KMD is not just any IT supplier. More than DKK 400 billion of welfare Denmark’s payment of wages and social benefits are handled through KMD’s software systems, which equals approx. 25% of Denmark’s GNP. The company to a great extent sets the direction for the development of Denmark’s public IT landscape, which makes social responsibility a highly important factor, and the challenge is taken extremely seriously. To maintain the position as the preferred IT supplier, value must be created at society level, and, thus, it was immediately made mandatory to examine the business case thoroughly before initiating large projects.

The business effect

KMD initiated the transformation in the beginning of 2011, and now, two years down the road, the status is successful: Today, a complete overview of the 100 largest projects exists – a transparency that enables fast and decisive management intervention if the budget of large cost-intensive multi-million development projects gets off track.

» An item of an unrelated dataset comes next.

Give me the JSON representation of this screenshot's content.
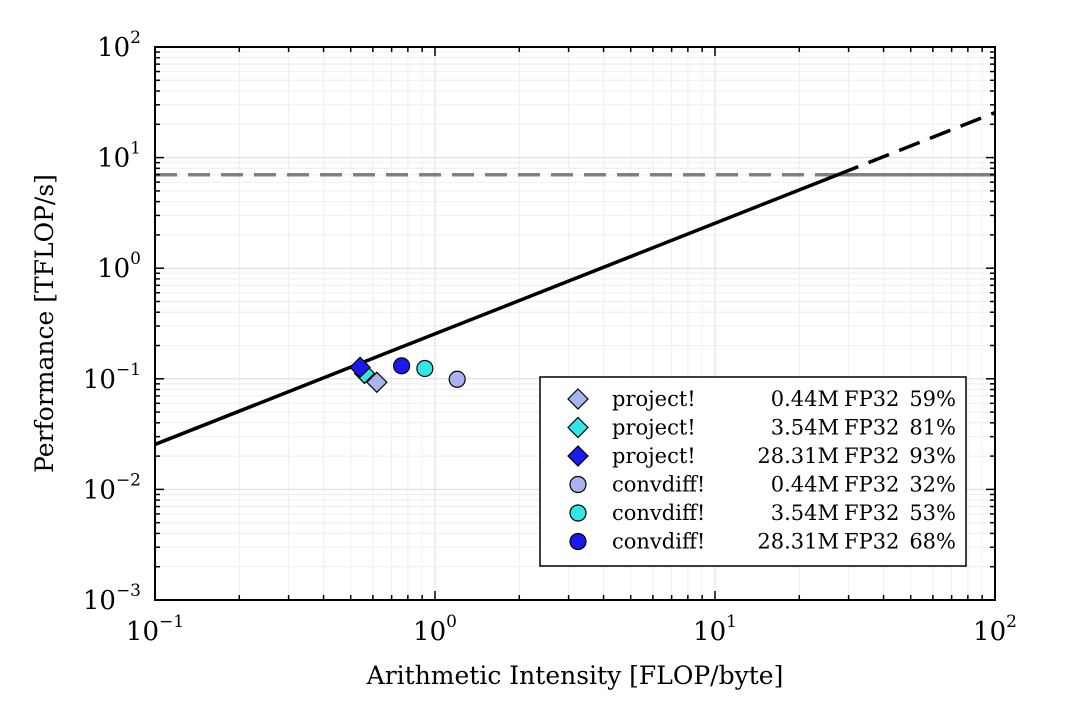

Clarity also exists as to which large projects are initiated, and why these projects are a good idea. Measured internally among project owners and project managers, the experience that ‘the portfolio is managed proactively’ has increased by 39% from 2011 to 2013, and the projects’ ability in terms of estimation and cost control has increased by 23% in the same period.

The governance structure has established a common language and optimised project execution. Clarity exists as to which decisions should be made when and by whom, and the experience that ‘procedures and requirements concerning projects are simple and effective’ has increased by as much as 41% during the transformation.

400 project managers have been reduced to 230 real project managers on a career path for project managers comprising six development levels and competence development tailored to each level. The experience that ‘project managers are excellent leaders’ has increased by 14%, while the parameter ‘steering committees are excellent’ has improved by 35%.

Last but not least, today, 69% of the top 20 projects can demonstrate a positive business case, and focus is on value-driven projects capable of delivering a ‘30- second speech’ about why exactly their project is important for Denmark and KMD.

The costumers, of course, feel a difference, and KMD has come closer to the vision of being ‘Denmark’s most competent large IT project supplier’. A successful transformation from a publicly owned organisation into a privately owned project-driven company in just two years has become reality. KMD can now demonstrate a transparent, value-driven portfolio overview spearheaded by capable project managers as well as multi-million savings obtained through a tighter focus on project costs.

It has been key to create a framework that ensures freedom of action allowing us to unleash our full potential in the projects.